Le chèque reste le moyen de paiement le plus fraudé avec une part dans les montants fraudés qui diminue toutefois à 37 % en 2021 contre 42 % en 2020, en raison d’une  nouvelle approche de la fraude plus proche de la réalité  des préjudices subis. La part de la carte bancaire – retraits compris

– reste stable à 37%, à égalité avec le chèque, malgré une  évolution des flux vers les canaux plus risqués de vente sur Internet »

La carte bancaire – retraits compris – concentre toujours la majeure partie du nombre de transactions fraudées.

Les victimes de la fraude à la carte bancaire subissent majoritairement un  « hameçonnage » encore appelé « phishing », technique de fraude par laquelle le fraudeur se fait passer pour un organisme (tel qu’une banque, le service des impôts, la CAF, etc.), en utilisant le logo et le nom de cet organisme et envoie un mail demandant généralement de « mettre à jour » ou de « confirmer des informations à la suite d’un incident technique », notamment les coordonnées bancaires (numéro de compte, codes personnels).

La victime reçoit un courriel du fraudeur se présentant comme émanant de l’opérateur téléphonique et communique des informations relatives à son compte chez cet opérateur, permettant à ce dernier de mettre en place un renvoi téléphonique des messages reçus de sa banque, ainsi que ses nom, numéro de carte de paiement, date d’expiration et cryptogramme figurant au verso de la carte.

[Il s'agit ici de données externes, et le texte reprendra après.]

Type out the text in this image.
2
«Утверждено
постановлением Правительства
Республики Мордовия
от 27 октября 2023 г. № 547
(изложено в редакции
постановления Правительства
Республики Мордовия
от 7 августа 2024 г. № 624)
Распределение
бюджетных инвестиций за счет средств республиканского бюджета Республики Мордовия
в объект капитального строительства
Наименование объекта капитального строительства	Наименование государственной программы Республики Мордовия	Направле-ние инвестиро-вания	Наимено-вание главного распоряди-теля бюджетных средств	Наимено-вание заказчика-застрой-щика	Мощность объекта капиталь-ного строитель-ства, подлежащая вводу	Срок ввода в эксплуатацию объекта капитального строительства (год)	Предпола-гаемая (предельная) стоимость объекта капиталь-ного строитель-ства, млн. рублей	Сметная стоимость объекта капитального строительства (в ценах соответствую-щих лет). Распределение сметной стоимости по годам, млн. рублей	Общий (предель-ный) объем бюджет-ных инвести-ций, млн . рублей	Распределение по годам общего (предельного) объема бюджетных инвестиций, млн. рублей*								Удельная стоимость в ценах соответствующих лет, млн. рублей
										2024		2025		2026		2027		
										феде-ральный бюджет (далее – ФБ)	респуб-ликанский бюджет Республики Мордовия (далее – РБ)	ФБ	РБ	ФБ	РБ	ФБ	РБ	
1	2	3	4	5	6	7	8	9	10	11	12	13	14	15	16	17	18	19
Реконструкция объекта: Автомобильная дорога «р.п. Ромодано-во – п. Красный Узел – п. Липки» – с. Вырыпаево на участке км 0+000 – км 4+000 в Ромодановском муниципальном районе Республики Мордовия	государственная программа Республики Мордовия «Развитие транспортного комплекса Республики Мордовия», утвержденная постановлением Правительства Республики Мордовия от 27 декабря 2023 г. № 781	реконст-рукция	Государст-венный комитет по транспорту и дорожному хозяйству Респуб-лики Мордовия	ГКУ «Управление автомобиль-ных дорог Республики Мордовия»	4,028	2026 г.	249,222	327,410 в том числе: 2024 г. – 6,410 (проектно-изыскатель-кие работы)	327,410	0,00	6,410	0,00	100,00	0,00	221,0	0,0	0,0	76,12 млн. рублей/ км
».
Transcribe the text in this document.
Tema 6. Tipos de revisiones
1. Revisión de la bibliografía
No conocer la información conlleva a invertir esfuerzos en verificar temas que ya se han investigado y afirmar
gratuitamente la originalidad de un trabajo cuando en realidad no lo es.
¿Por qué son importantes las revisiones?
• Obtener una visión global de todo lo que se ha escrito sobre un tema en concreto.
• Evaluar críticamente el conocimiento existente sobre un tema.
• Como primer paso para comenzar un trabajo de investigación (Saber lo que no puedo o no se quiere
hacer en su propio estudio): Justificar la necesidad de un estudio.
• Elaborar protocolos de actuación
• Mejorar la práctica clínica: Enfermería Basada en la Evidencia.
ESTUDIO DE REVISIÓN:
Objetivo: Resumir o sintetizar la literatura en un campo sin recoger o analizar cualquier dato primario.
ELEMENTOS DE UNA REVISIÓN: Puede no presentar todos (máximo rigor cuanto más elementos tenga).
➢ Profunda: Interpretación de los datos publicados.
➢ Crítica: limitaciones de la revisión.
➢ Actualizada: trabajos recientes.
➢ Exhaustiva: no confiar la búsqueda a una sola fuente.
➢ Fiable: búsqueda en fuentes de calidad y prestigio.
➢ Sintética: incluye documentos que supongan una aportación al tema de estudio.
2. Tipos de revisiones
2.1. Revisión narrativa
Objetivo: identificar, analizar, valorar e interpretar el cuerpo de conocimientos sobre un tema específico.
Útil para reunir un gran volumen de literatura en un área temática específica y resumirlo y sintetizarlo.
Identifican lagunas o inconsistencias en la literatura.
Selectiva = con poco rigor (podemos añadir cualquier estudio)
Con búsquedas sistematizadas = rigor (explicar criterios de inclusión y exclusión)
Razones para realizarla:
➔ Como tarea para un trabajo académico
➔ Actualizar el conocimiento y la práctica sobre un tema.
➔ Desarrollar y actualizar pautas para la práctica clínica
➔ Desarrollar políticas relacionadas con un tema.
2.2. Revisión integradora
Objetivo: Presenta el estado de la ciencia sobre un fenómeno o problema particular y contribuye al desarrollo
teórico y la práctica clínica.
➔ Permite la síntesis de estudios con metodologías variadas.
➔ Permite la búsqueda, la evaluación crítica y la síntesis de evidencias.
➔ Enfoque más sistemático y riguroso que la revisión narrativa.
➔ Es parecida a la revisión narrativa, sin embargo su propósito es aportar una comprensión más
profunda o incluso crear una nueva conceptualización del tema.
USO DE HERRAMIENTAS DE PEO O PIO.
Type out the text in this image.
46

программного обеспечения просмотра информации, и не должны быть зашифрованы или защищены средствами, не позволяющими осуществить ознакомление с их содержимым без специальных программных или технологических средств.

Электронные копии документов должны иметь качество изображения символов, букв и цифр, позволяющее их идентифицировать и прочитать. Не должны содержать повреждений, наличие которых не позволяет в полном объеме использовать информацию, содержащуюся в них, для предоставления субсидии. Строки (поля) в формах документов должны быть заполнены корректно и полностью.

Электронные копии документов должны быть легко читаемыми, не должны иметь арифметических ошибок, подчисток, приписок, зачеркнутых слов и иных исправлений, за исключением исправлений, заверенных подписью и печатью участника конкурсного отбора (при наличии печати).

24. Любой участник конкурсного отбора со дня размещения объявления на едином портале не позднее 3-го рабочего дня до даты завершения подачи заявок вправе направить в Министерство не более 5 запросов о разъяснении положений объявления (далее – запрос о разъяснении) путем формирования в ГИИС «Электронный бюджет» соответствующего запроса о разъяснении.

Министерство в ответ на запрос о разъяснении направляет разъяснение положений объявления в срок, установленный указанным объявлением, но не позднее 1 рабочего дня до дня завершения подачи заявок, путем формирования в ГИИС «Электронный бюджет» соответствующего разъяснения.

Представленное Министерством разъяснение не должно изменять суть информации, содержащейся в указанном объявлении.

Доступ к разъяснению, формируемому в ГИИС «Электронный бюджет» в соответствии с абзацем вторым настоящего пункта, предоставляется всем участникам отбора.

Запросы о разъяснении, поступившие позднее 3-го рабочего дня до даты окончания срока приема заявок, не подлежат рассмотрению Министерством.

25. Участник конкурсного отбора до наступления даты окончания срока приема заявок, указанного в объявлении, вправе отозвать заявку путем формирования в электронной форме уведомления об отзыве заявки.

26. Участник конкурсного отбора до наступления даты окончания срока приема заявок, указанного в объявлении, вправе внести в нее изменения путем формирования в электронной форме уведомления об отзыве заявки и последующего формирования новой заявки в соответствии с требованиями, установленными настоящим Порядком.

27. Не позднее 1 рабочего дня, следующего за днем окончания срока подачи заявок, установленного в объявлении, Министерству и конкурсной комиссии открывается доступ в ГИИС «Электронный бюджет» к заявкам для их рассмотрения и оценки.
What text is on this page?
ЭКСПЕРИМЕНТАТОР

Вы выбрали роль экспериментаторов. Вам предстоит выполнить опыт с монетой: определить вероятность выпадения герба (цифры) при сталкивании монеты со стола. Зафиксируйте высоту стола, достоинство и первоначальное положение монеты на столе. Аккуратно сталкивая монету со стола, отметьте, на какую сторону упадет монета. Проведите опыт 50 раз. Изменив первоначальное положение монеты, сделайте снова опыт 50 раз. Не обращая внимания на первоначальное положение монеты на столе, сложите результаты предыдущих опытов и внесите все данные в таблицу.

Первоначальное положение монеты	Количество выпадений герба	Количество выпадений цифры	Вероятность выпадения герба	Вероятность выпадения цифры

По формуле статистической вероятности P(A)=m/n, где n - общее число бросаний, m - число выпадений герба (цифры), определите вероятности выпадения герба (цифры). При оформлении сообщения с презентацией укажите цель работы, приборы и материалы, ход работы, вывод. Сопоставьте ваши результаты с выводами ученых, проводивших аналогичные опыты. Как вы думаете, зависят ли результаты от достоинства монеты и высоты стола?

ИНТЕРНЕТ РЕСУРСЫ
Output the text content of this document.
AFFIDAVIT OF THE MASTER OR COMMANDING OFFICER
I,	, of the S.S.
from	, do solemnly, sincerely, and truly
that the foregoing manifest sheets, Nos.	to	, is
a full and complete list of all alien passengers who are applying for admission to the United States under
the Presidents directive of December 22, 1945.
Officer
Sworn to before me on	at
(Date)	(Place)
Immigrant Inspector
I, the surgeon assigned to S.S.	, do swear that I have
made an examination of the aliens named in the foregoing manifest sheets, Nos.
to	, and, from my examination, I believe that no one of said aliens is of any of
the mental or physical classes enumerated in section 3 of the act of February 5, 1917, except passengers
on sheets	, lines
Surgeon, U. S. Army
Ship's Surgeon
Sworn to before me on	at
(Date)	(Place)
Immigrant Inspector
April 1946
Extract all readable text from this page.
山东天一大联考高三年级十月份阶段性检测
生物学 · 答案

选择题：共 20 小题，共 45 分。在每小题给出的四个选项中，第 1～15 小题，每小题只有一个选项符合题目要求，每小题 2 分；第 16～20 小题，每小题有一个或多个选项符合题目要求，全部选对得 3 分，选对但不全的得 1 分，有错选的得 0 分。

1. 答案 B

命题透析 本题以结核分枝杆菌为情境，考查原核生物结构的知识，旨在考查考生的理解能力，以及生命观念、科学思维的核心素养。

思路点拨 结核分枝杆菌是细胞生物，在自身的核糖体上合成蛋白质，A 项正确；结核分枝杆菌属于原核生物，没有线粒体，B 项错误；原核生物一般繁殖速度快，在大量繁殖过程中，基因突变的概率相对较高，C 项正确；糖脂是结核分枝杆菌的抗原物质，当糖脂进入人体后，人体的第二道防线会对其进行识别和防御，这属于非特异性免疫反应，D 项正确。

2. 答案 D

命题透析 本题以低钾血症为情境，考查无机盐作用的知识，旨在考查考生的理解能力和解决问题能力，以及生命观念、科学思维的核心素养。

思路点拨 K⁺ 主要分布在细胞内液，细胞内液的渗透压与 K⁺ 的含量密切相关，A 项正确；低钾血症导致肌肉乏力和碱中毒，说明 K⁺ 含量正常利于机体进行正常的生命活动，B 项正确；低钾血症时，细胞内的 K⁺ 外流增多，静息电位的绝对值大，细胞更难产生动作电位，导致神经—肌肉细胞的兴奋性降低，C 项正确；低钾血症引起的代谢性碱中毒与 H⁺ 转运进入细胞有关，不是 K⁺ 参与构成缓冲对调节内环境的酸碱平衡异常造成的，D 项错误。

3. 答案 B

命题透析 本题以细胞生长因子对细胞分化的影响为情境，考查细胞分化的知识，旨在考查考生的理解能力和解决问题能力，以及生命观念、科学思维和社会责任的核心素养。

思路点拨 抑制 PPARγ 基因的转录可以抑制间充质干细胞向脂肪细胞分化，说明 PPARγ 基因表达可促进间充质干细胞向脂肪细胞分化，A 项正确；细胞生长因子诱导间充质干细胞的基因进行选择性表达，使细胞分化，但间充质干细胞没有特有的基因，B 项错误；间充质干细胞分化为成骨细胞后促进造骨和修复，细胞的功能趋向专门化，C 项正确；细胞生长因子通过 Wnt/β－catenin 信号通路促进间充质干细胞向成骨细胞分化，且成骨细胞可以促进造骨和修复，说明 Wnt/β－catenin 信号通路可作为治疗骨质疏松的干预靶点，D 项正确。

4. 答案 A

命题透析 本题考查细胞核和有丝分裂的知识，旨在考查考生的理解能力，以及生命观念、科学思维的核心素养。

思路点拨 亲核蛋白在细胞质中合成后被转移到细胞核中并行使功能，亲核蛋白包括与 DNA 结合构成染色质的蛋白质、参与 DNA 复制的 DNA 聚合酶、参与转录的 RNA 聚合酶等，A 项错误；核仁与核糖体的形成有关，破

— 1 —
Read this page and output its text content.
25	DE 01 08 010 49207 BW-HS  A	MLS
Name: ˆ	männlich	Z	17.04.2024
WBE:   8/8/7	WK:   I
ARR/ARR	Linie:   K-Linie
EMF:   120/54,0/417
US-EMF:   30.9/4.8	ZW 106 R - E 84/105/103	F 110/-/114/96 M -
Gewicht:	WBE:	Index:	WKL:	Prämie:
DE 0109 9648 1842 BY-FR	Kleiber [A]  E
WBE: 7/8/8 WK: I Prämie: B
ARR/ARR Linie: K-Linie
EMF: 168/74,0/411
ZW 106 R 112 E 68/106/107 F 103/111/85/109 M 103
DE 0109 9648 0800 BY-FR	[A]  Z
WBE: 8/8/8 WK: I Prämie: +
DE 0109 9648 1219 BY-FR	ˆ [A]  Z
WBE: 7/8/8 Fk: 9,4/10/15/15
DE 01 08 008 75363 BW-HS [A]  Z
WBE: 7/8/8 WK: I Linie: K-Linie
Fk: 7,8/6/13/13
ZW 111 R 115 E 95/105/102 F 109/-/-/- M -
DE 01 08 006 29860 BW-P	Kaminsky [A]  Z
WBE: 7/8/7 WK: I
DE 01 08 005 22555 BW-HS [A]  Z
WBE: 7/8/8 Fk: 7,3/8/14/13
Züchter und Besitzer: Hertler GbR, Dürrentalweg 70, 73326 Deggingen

Quelque temps plus tard, la victime reçoit, sur son téléphone portable, deux messages lui communiquant un code à six chiffres dénommé « 3D Secure », destiné à valider deux paiements par internet qu’elle n’avait pas réalisés. Pressentant la fraude, elle s’empressait de faire opposition à sa carte bancaire auprès de sa banque et sollicitait le remboursement des sommes prélevées insidieusement.

Or, face à son aveu de la communication de ses données, la banque s’opposait à toute demande de remboursement des sommes au motif que la victime aurait ainsi commis une négligence grave dans la conservation des dispositifs de sécurité personnalisés mis à sa disposition.

Le juge de proximité, saisi en première instance, refusait de tels arguments émanant de la banque en retenant que, si la victime avait communiqué volontairement les informations relatives à sa carte de paiement, celles-ci avait été détournées à son insu, car communiquées à une personne se présentant sous une fausse identité, et qu’elle n’avait communiqué ni son code confidentiel, ni le code 3D Secure.

La Cour de cassation ne l’entendait pas ainsi et fit droit au pourvoi interjeté par la banque en affirmant que le juge de proximité aurait dû rechercher, au regard des circonstances de l’espèce, si la cliente n’avait pas pu avoir conscience que le courriel qu’elle avait reçu était frauduleux et si, en conséquence, le fait d’avoir communiqué son nom, son numéro de carte bancaire, la date d’expiration de celle-ci et le cryptogramme figurant au verso de la carte, ainsi que des informations relatives à son compte chez l’opérateur téléphonique permettant à un tiers de prendre connaissance du code 3D Secure ne caractérisait pas un manquement, par négligence grave, à ses obligations mentionnées à l’article L. 133-16 du Code monétaire et financier.

Cette décision s’insère dans le sillage des principes textuels et jurisprudentiels classiques (I) et apporte un éclairage pratique intéressant sur la question (II).

I – Les obligations des victimes de fraude à la carte bancaire

Ces principes concernent les obligations des titulaires de cartes bancaires (A) et la charge de la preuve de l’autorisation de l’opération par le titulaire de la carte et de la négligence grave (B).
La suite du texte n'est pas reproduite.